Acht Menschen mit Behinderung haben Beschwerde beim Bundesverfassungsgericht eingelegt, weil sie bei der Bundestagswahl 2013 nicht wählen durften. Zuvor war ihr Einspruch gegen die Wahl durch den Bundestag abgelehnt worden.
Die Beschwerdeführer wollen, dass die Verfassungshüter die geltenden Wahlrechtsausschlüsse für nichtig erklären und werden dabei von der Bundesvereinigung Lebenshilfe und der Caritas Behindertenhilfe und Psychiatrie (CBP) unterstützt.
Wählen darf nach einer Regelung des Bundeswahlgesetzes nicht, für wen eine Betreuung in allen Angelegenheiten besteht. Außerdem ist von der Wahl ausgeschlossen, wer sich im psychiatrischen Maßregelvollzug befindet, weil er oder sie aufgrund einer Krankheit oder Behinderung schuldunfähig ist und krankheitsbedingt weitere Taten drohen. Der Verlust des Wahlrechts wegen angeblich fehlender Kommunikationsfähigkeit ist jeweils die Folge.
Nach Schätzung der Bundesvereinigung Lebenshilfe sind davon in Deutschland rund 10.000 Menschen betroffen.
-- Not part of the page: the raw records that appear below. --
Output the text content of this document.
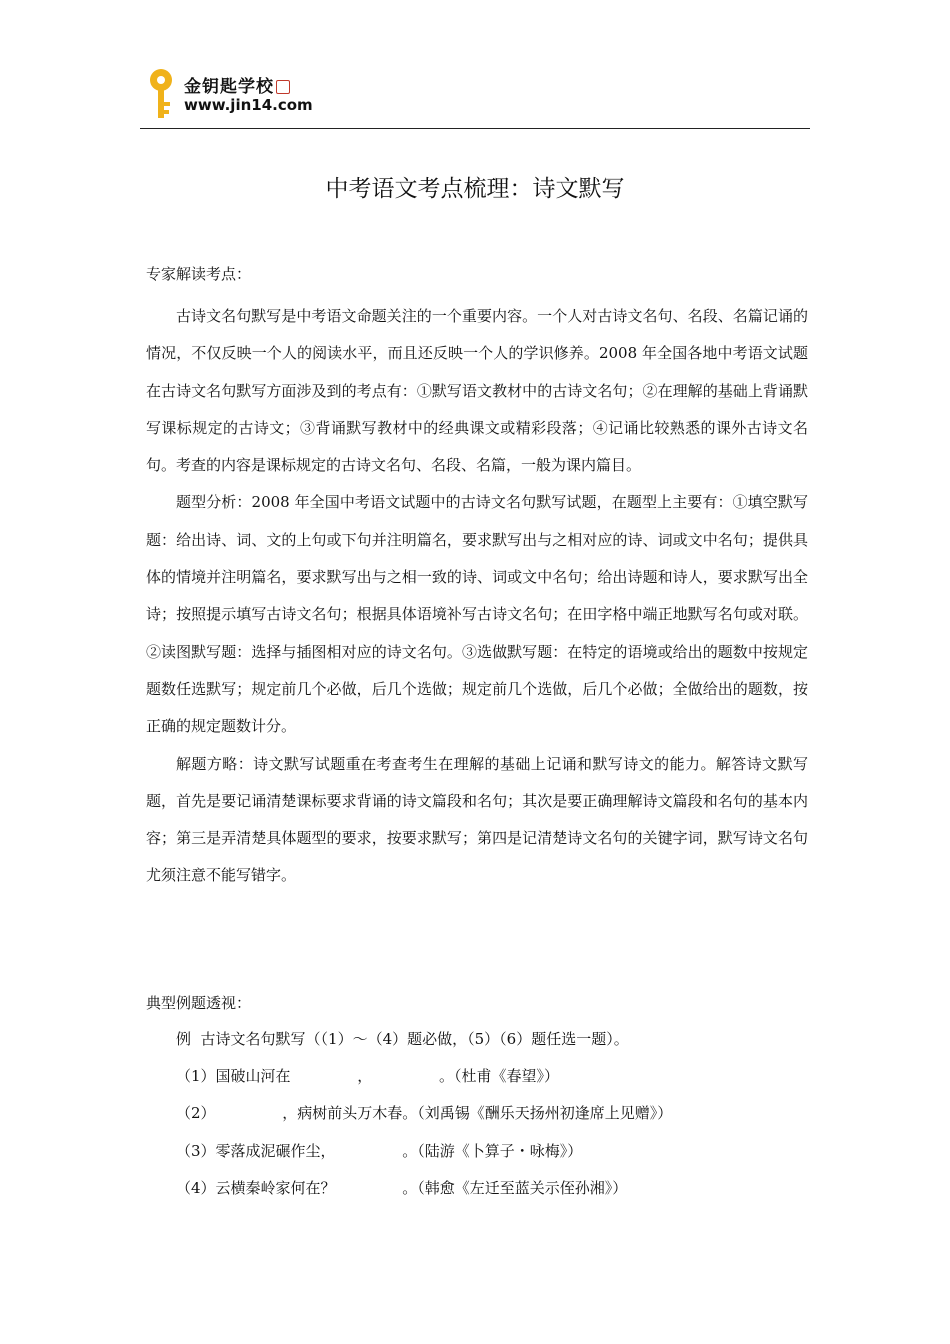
金钥匙学校
www.jin14.com
中考语文考点梳理：诗文默写

专家解读考点：

古诗文名句默写是中考语文命题关注的一个重要内容。一个人对古诗文名句、名段、名篇记诵的情况，不仅反映一个人的阅读水平，而且还反映一个人的学识修养。2008 年全国各地中考语文试题在古诗文名句默写方面涉及到的考点有：①默写语文教材中的古诗文名句；②在理解的基础上背诵默写课标规定的古诗文；③背诵默写教材中的经典课文或精彩段落；④记诵比较熟悉的课外古诗文名句。考查的内容是课标规定的古诗文名句、名段、名篇，一般为课内篇目。

题型分析：2008 年全国中考语文试题中的古诗文名句默写试题，在题型上主要有：①填空默写题：给出诗、词、文的上句或下句并注明篇名，要求默写出与之相对应的诗、词或文中名句；提供具体的情境并注明篇名，要求默写出与之相一致的诗、词或文中名句；给出诗题和诗人，要求默写出全诗；按照提示填写古诗文名句；根据具体语境补写古诗文名句；在田字格中端正地默写名句或对联。②读图默写题：选择与插图相对应的诗文名句。③选做默写题：在特定的语境或给出的题数中按规定题数任选默写；规定前几个必做，后几个选做；规定前几个选做，后几个必做；全做给出的题数，按正确的规定题数计分。

解题方略：诗文默写试题重在考查考生在理解的基础上记诵和默写诗文的能力。解答诗文默写题，首先是要记诵清楚课标要求背诵的诗文篇段和名句；其次是要正确理解诗文篇段和名句的基本内容；第三是弄清楚具体题型的要求，按要求默写；第四是记清楚诗文名句的关键字词，默写诗文名句尤须注意不能写错字。

典型例题透视：

例  古诗文名句默写（（1）～（4）题必做，（5）（6）题任选一题）。

（1）国破山河在              ，              。（杜甫《春望》）

（2）              ，病树前头万木春。（刘禹锡《酬乐天扬州初逢席上见赠》）

（3）零落成泥碾作尘，              。（陆游《卜算子・咏梅》）

（4）云横秦岭家何在？              。（韩愈《左迁至蓝关示侄孙湘》）
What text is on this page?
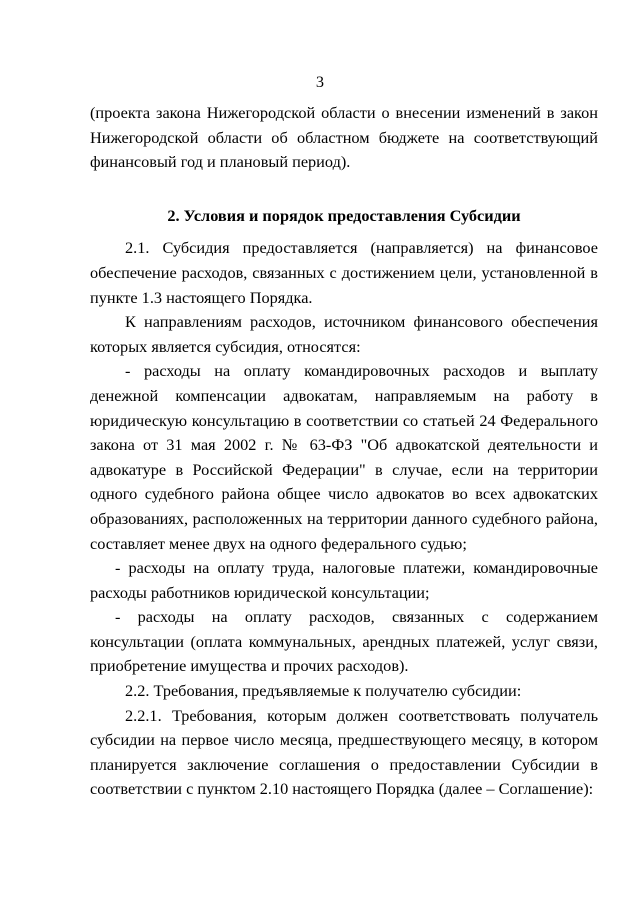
3

(проекта закона Нижегородской области о внесении изменений в закон Нижегородской области об областном бюджете на соответствующий финансовый год и плановый период).

2. Условия и порядок предоставления Субсидии

2.1. Субсидия предоставляется (направляется) на финансовое обеспечение расходов, связанных с достижением цели, установленной в пункте 1.3 настоящего Порядка.

К направлениям расходов, источником финансового обеспечения которых является субсидия, относятся:

- расходы на оплату командировочных расходов и выплату денежной компенсации адвокатам, направляемым на работу в юридическую консультацию в соответствии со статьей 24 Федерального закона от 31 мая 2002 г. № 63-ФЗ "Об адвокатской деятельности и адвокатуре в Российской Федерации" в случае, если на территории одного судебного района общее число адвокатов во всех адвокатских образованиях, расположенных на территории данного судебного района, составляет менее двух на одного федерального судью;

- расходы на оплату труда, налоговые платежи, командировочные расходы работников юридической консультации;

- расходы на оплату расходов, связанных с содержанием консультации (оплата коммунальных, арендных платежей, услуг связи, приобретение имущества и прочих расходов).

2.2. Требования, предъявляемые к получателю субсидии:

2.2.1. Требования, которым должен соответствовать получатель субсидии на первое число месяца, предшествующего месяцу, в котором планируется заключение соглашения о предоставлении Субсидии в соответствии с пунктом 2.10 настоящего Порядка (далее – Соглашение):
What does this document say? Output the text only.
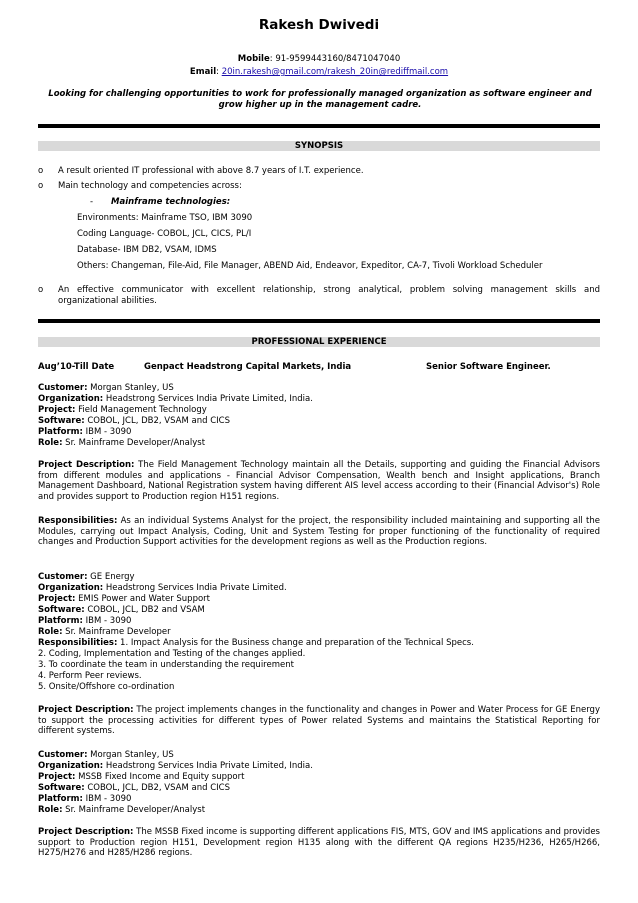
Rakesh Dwivedi
Mobile: 91-9599443160/8471047040
Email: 20in.rakesh@gmail.com/rakesh_20in@rediffmail.com
Looking for challenging opportunities to work for professionally managed organization as software engineer and grow higher up in the management cadre.
SYNOPSIS
o A result oriented IT professional with above 8.7 years of I.T. experience.
o Main technology and competencies across:
- Mainframe technologies:
Environments: Mainframe TSO, IBM 3090
Coding Language- COBOL, JCL, CICS, PL/I
Database- IBM DB2, VSAM, IDMS
Others: Changeman, File-Aid, File Manager, ABEND Aid, Endeavor, Expeditor, CA-7, Tivoli Workload Scheduler
o An effective communicator with excellent relationship, strong analytical, problem solving management skills and organizational abilities.
PROFESSIONAL EXPERIENCE
Aug’10-Till Date	Genpact Headstrong Capital Markets, India	Senior Software Engineer.
Customer: Morgan Stanley, US
Organization: Headstrong Services India Private Limited, India.
Project: Field Management Technology
Software: COBOL, JCL, DB2, VSAM and CICS
Platform: IBM - 3090
Role: Sr. Mainframe Developer/Analyst
Project Description: The Field Management Technology maintain all the Details, supporting and guiding the Financial Advisors from different modules and applications - Financial Advisor Compensation, Wealth bench and Insight applications, Branch Management Dashboard, National Registration system having different AIS level access according to their (Financial Advisor's) Role and provides support to Production region H151 regions.
Responsibilities: As an individual Systems Analyst for the project, the responsibility included maintaining and supporting all the Modules, carrying out Impact Analysis, Coding, Unit and System Testing for proper functioning of the functionality of required changes and Production Support activities for the development regions as well as the Production regions.
Customer: GE Energy
Organization: Headstrong Services India Private Limited.
Project: EMIS Power and Water Support
Software: COBOL, JCL, DB2 and VSAM
Platform: IBM - 3090
Role: Sr. Mainframe Developer
Responsibilities: 1. Impact Analysis for the Business change and preparation of the Technical Specs.
2. Coding, Implementation and Testing of the changes applied.
3. To coordinate the team in understanding the requirement
4. Perform Peer reviews.
5. Onsite/Offshore co-ordination
Project Description: The project implements changes in the functionality and changes in Power and Water Process for GE Energy to support the processing activities for different types of Power related Systems and maintains the Statistical Reporting for different systems.
Customer: Morgan Stanley, US
Organization: Headstrong Services India Private Limited, India.
Project: MSSB Fixed Income and Equity support
Software: COBOL, JCL, DB2, VSAM and CICS
Platform: IBM - 3090
Role: Sr. Mainframe Developer/Analyst
Project Description: The MSSB Fixed income is supporting different applications FIS, MTS, GOV and IMS applications and provides support to Production region H151, Development region H135 along with the different QA regions H235/H236, H265/H266, H275/H276 and H285/H286 regions.
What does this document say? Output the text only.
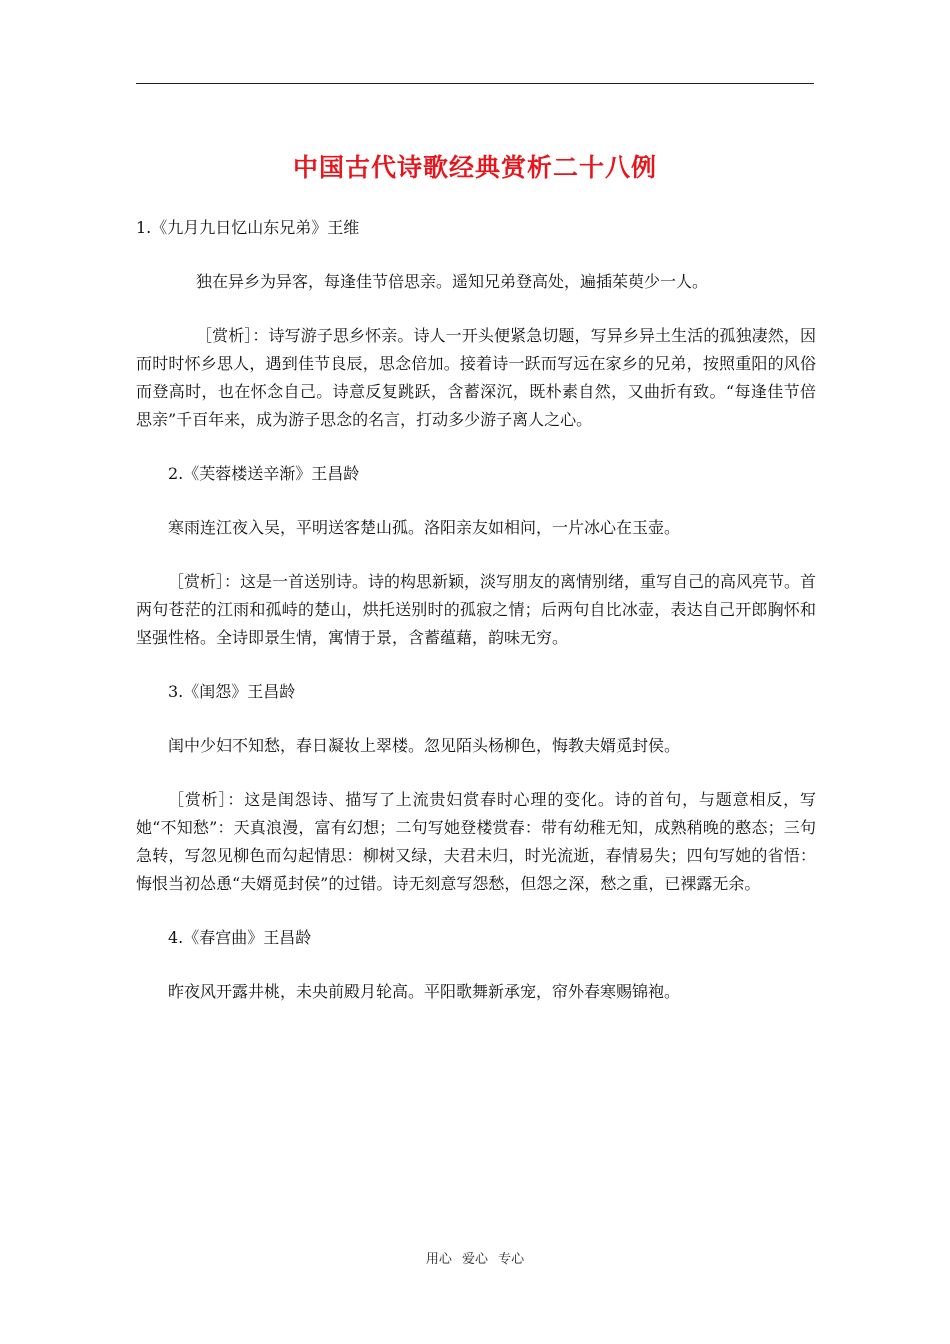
中国古代诗歌经典赏析二十八例
1.《九月九日忆山东兄弟》王维
独在异乡为异客，每逢佳节倍思亲。遥知兄弟登高处，遍插茱萸少一人。
［赏析］：诗写游子思乡怀亲。诗人一开头便紧急切题，写异乡异土生活的孤独凄然，因而时时怀乡思人，遇到佳节良辰，思念倍加。接着诗一跃而写远在家乡的兄弟，按照重阳的风俗而登高时，也在怀念自己。诗意反复跳跃，含蓄深沉，既朴素自然，又曲折有致。“每逢佳节倍思亲”千百年来，成为游子思念的名言，打动多少游子离人之心。
2.《芙蓉楼送辛渐》王昌龄
寒雨连江夜入吴，平明送客楚山孤。洛阳亲友如相问，一片冰心在玉壶。
［赏析］：这是一首送别诗。诗的构思新颖，淡写朋友的离情别绪，重写自己的高风亮节。首两句苍茫的江雨和孤峙的楚山，烘托送别时的孤寂之情；后两句自比冰壶，表达自己开郎胸怀和坚强性格。全诗即景生情，寓情于景，含蓄蕴藉，韵味无穷。
3.《闺怨》王昌龄
闺中少妇不知愁，春日凝妆上翠楼。忽见陌头杨柳色，悔教夫婿觅封侯。
［赏析］：这是闺怨诗、描写了上流贵妇赏春时心理的变化。诗的首句，与题意相反，写她“不知愁”：天真浪漫，富有幻想；二句写她登楼赏春：带有幼稚无知，成熟稍晚的憨态；三句急转，写忽见柳色而勾起情思：柳树又绿，夫君未归，时光流逝，春情易失；四句写她的省悟：悔恨当初怂恿“夫婿觅封侯”的过错。诗无刻意写怨愁，但怨之深，愁之重，已裸露无余。
4.《春宫曲》王昌龄
昨夜风开露井桃，未央前殿月轮高。平阳歌舞新承宠，帘外春寒赐锦袍。
用心 爱心 专心
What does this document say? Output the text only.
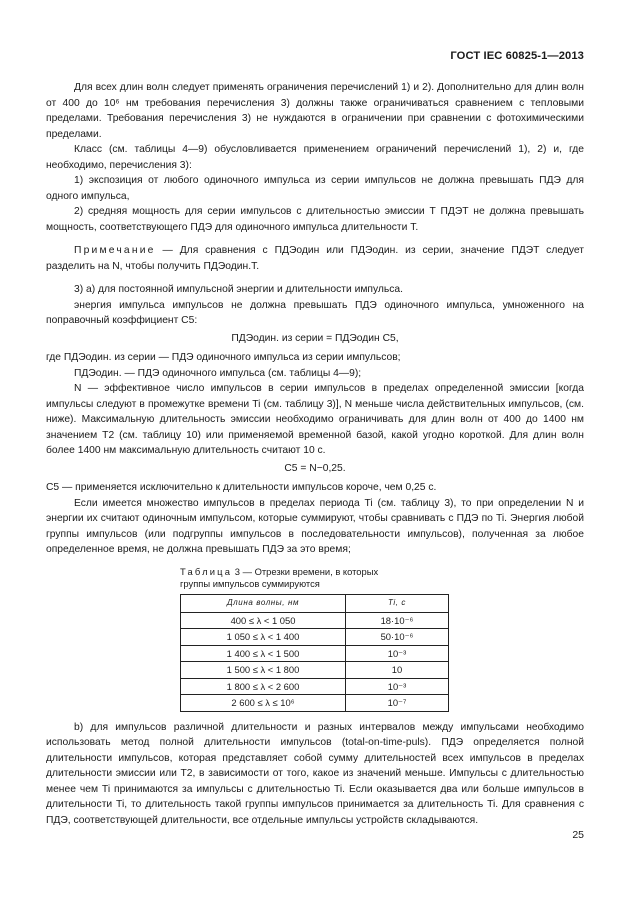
ГОСТ IEC 60825-1—2013

Для всех длин волн следует применять ограничения перечислений 1) и 2). Дополнительно для длин волн от 400 до 10⁶ нм требования перечисления 3) должны также ограничиваться сравнением с тепловыми пределами. Требования перечисления 3) не нуждаются в ограничении при сравнении с фотохимическими пределами.

Класс (см. таблицы 4—9) обусловливается применением ограничений перечислений 1), 2) и, где необходимо, перечисления 3):

1) экспозиция от любого одиночного импульса из серии импульсов не должна превышать ПДЭ для одного импульса,

2) средняя мощность для серии импульсов с длительностью эмиссии T ПДЭT не должна превышать мощность, соответствующего ПДЭ для одиночного импульса длительности T.

Примечание — Для сравнения с ПДЭодин или ПДЭодин. из серии, значение ПДЭT следует разделить на N, чтобы получить ПДЭодин.T.

3) а) для постоянной импульсной энергии и длительности импульса.

энергия импульса импульсов не должна превышать ПДЭ одиночного импульса, умноженного на поправочный коэффициент C5:

ПДЭодин. из серии = ПДЭодин C5,

где ПДЭодин. из серии — ПДЭ одиночного импульса из серии импульсов;

ПДЭодин. — ПДЭ одиночного импульса (см. таблицы 4—9);

N — эффективное число импульсов в серии импульсов в пределах определенной эмиссии [когда импульсы следуют в промежутке времени Ti (см. таблицу 3)], N меньше числа действительных импульсов, (см. ниже). Максимальную длительность эмиссии необходимо ограничивать для длин волн от 400 до 1400 нм значением T2 (см. таблицу 10) или применяемой временной базой, какой угодно короткой. Для длин волн более 1400 нм максимальную длительность считают 10 с.

C5 = N−0,25.

C5 — применяется исключительно к длительности импульсов короче, чем 0,25 с.

Если имеется множество импульсов в пределах периода Ti (см. таблицу 3), то при определении N и энергии их считают одиночным импульсом, которые суммируют, чтобы сравнивать с ПДЭ по Ti. Энергия любой группы импульсов (или подгруппы импульсов в последовательности импульсов), полученная за любое определенное время, не должна превышать ПДЭ за это время;

Таблица 3 — Отрезки времени, в которых группы импульсов суммируются
Длина волны, нм	Ti, с
400 ≤ λ < 1 050	18·10⁻⁶
1 050 ≤ λ < 1 400	50·10⁻⁶
1 400 ≤ λ < 1 500	10⁻³
1 500 ≤ λ < 1 800	10
1 800 ≤ λ < 2 600	10⁻³
2 600 ≤ λ ≤ 10⁶	10⁻⁷

b) для импульсов различной длительности и разных интервалов между импульсами необходимо использовать метод полной длительности импульсов (total-on-time-puls). ПДЭ определяется полной длительности импульсов, которая представляет собой сумму длительностей всех импульсов в пределах длительности эмиссии или T2, в зависимости от того, какое из значений меньше. Импульсы с длительностью менее чем Ti принимаются за импульсы с длительностью Ti. Если оказывается два или больше импульсов в длительности Ti, то длительность такой группы импульсов принимается за длительность Ti. Для сравнения с ПДЭ, соответствующей длительности, все отдельные импульсы устройств складываются.

25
Lebenshilfe und CBP halten die Wahlrechtsausschlüsse für verfassungswidrig, weil sie gegen den Grundsatz der Allgemeinheit der Wahl aus Artikel 38 des Grundgesetzes verstoßen. Danach wird jedem volljährigen deutschen Staatsangehörigen das Recht auf Teilnahme an Wahlen garantiert.
„Natürlich können auch Menschen, die eine Betreuung in allen Angelegenheiten haben, eine überlegte Wahlentscheidung treffen“, so die Bundesvorsitzende der Lebenshilfe und Vizepräsidentin des Deutschen Bundestages, Ulla Schmidt. „Wichtig ist, dass Menschen mit geistiger Behinderung Informationen zur Wahl in leichter Sprache erhalten und so bei der Ausübung ihres Wahlrechts unterstützt werden.“
Neben der Bundesvereinigung Lebenshilfe und anderen Verbänden bieten die Zeitung „Das Parlament“, die politischen Parteien, der öffentlich-rechtliche Rundfunk und der Bundestag selbst solche politische Informationen in leichter Sprache rund um die Wahlen an.
„Die geltenden Wahlrechtsausschlüsse sind daher veraltet und diskriminierend. Sie stammen aus einer Zeit, als Gesellschaft und Recht Menschen mit Behinderung nicht zutrauten, in allen gesellschaftlichen Bereichen teilhaben zu können“, betont Johannes Magin, Vorsitzender des CBP. Das Wahlrecht wird obendrein willkürlich entzogen: Die Betreuung selbst und die Unterbringung in einer psychiatrischen Klinik stellen die Wahlfähigkeit der Betreuten nicht infrage – zudem spielt die Wahlfähigkeit bei der Bestellung der Betreuung und auch bei der Unterbringungsentscheidung gar keine Rolle.
Weil beide Wahlrechtsausschlüsse Menschen mit Behinderung treffen, verstoßen sie nach Ansicht der Verbände darüber hinaus gegen das Benachteiligungsverbot nach Artikel 3 Absatz 3 Satz 2 des Grundgesetzes. Danach dürfen Menschen nicht wegen ihrer Behinderung benachteiligt werden. Schließlich werde durch die Wahlrechtsauschlüsse Artikel 29 der UN-Behindertenrechtskonvention, der allen Menschen mit Behinderungen das Wahlrecht garantiert, klar missachtet.